Investment in infrastructure during the 11th Five Year Plan (2007-2012) is likely to meet the Rs 20 lakh crore target set at the beginning of the Plan — then equal to $514 billion — according to officials of the Planning Commission.
However, officials from the private sector believe that actual investment is likely to be about a third lower than the target, at about $300-350 billion or Rs 14-16 lakh crore at today’s prices.
“We are on track for the first two years. We are confident of achieving the target,” said B K Chaturvedi, member, Planning Commission.
He is responsible for energy and transport, the two key infrastructure sectors, which account for almost half the investment envisaged at the beginning of the plan.
The investment covered 10 infrastructure sectors, including telecom, railways, irrigation, water supply, ports and airports.
The shortfall in investment, if any, would not be more than 10 per cent, according to Chaturvedi. This was confirmed by another official.

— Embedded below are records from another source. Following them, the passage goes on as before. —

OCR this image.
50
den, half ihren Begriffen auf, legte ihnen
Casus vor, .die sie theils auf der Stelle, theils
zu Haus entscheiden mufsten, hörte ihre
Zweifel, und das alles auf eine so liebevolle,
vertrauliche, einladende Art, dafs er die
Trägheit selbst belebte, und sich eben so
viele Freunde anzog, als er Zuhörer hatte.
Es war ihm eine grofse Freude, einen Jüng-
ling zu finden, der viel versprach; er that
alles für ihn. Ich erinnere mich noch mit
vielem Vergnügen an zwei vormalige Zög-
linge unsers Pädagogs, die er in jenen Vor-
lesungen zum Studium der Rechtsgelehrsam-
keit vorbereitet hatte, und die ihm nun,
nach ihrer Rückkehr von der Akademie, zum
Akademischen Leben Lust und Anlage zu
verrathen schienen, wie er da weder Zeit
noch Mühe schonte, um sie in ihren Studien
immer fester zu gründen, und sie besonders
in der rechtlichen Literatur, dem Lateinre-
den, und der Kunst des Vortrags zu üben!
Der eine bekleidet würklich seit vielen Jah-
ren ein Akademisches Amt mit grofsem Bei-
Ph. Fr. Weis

“Actual investment will be between $450-500 billion (Rs 20-23 lakh crore at today’s prices),” said Chaturvedi.
Even at $450 billion, this investment would be double the amount invested in infrastructure in the 10th plan. About half of this was to be invested in the first three years of the plan.
“I believe the actual investment in infrastructure during the plan will not be more than $310 billion (Rs 14 lakh crore at current prices),” says Vinayak Chatterjee, the chairman of Feedback Ventures, as well as the National Council on Infrastructure of the Confederation of Indian Industry.
Many private sector industry officials agree with this number. “I think $300-350 billion is more like the actual number we will end up with,” says Amrit Pandurangi, leader-infrastructure practice at PricewaterhouseCoopers.
According to him, this is not simply because of lack of funds, but because of challenges of land acquisition and environmental clearances, which continue to plague sectors like power and roads. “We don’t see any quickening of the pace of those problems,” says Pandurangi.
Jayesh Desai, who used to head the infrastructure practice at Ernst and Young, agrees. He has now joined Enam Holdings, where he plans to float an infrastructure fund. “I think the lower estimate is likely to be more realistic,” says Desai. This is due to shortfalls in the power sector —- where capacity addition could just be about half of the 78,000 Mw targeted at the beginning of the plan —- and the roads sector.
“The key reason is land and land acquisition problems,” he says.
Infrastructure deficiencies are estimated to have a drag effect of 1.5-2 per cent on the GDP.
The infrastructure gap was acknowledged in the government’s Economic Survey tabled last month, which said that “considering the dimensions of the infrastructure deficit in the country, growth in infrastructure capacity and services will need to be accelerated on a big scale”.
“There cannot be an India story without an infrastructure story,” agrees Desai.